APACHE II, acute physiology and chronic health evaluation II; AUC, area under the curve; BSA, body surface area; CI, confidence interval; CSA, cross-sectional area; CT, computed tomography; GOS, Glasgow outcome scale; ICU, intensive care unit; OR, odd ratio; TMT, temporalis muscle thickness.

Declarations

Ethics approval and consent to participate

This study was approved by the Institutional Review Board of Samsung Medical Center (approval number: SMC 2020-02-113). Patients’ records were reviewed and published according to the Declaration of Helsinki. Informed consent was waived because of the retrospective nature of this study.

Consent for publication

Not applicable. This study does not contain individual or personal data in any form (including individual details, images, or videos).

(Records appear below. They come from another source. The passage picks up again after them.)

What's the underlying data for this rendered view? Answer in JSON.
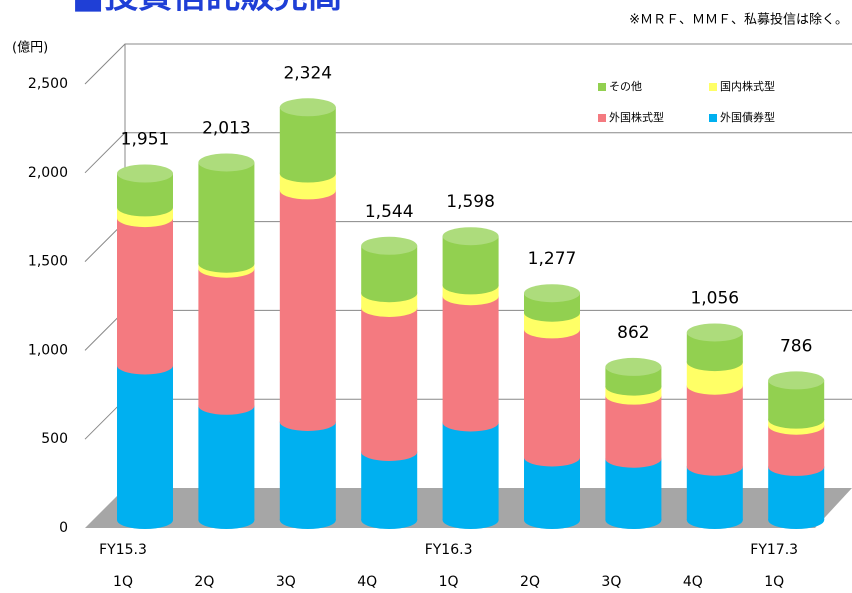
{
  "chart_data": {
    "type": "bar3d_stacked",
    "title": "■投資信託販売高",
    "note": "※ＭＲＦ、ＭＭＦ、私募投信は除く。",
    "unit_label": "(億円)",
    "categories": [
      "1Q",
      "2Q",
      "3Q",
      "4Q",
      "1Q",
      "2Q",
      "3Q",
      "4Q",
      "1Q"
    ],
    "fy_labels": [
      "FY15.3",
      null,
      null,
      null,
      "FY16.3",
      null,
      null,
      null,
      "FY17.3"
    ],
    "series": [
      {
        "name": "外国債券型",
        "color": "#00b0f0",
        "values": [
          870,
          643,
          552,
          383,
          549,
          352,
          345,
          300,
          299
        ]
      },
      {
        "name": "外国株式型",
        "color": "#f47a80",
        "values": [
          830,
          772,
          1304,
          811,
          711,
          721,
          355,
          456,
          232
        ]
      },
      {
        "name": "国内株式型",
        "color": "#ffff66",
        "values": [
          60,
          28,
          95,
          83,
          61,
          94,
          51,
          133,
          34
        ]
      },
      {
        "name": "その他",
        "color": "#92d050",
        "values": [
          191,
          570,
          373,
          267,
          277,
          110,
          111,
          167,
          221
        ]
      }
    ],
    "totals": {
      "values": [
        1951,
        2013,
        2324,
        1544,
        1598,
        1277,
        862,
        1056,
        786
      ],
      "value_labels": [
        "1,951",
        "2,013",
        "2,324",
        "1,544",
        "1,598",
        "1,277",
        "862",
        "1,056",
        "786"
      ]
    },
    "ylim": [
      0,
      2500
    ],
    "yticks": [
      0,
      500,
      {
        "value": 1000,
        "label": "1,000"
      },
      {
        "value": 1500,
        "label": "1,500"
      },
      {
        "value": 2000,
        "label": "2,000"
      },
      {
        "value": 2500,
        "label": "2,500"
      }
    ],
    "grid": true
  }
}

Availability of data and materials

Regarding data availability, our data are available on the Harvard Dataverse Network (http://dx.doi.org/10.7910/DVN/GF08RY) as recommended repositories of critical care.

Competing interests

The authors declare that they have no competing interests.

Funding

Not applicable.

Acknowledgments

We would like to thank the nursing director of the neurosurgical intensive care unit, Hye Jung Kim, for excellent advice and fruitful discussions. We also thank all nurses of the neurosurgical intensive care unit at Samsung Medical Center.

Authors’ contributions

YIL contributed to the study design, data collection, drafting of the manuscript, and statistical analysis. REK contributed to the study design, data collection, drafting of the manuscript, and statistical analysis. KCC contributed to the study design, drafting of the manuscript, and statistical analysis. JA contributed to the study design and statistical analysis. JAR contributed to the study conception and design, data collection, and drafting of the manuscript. All authors read and approved the final manuscript.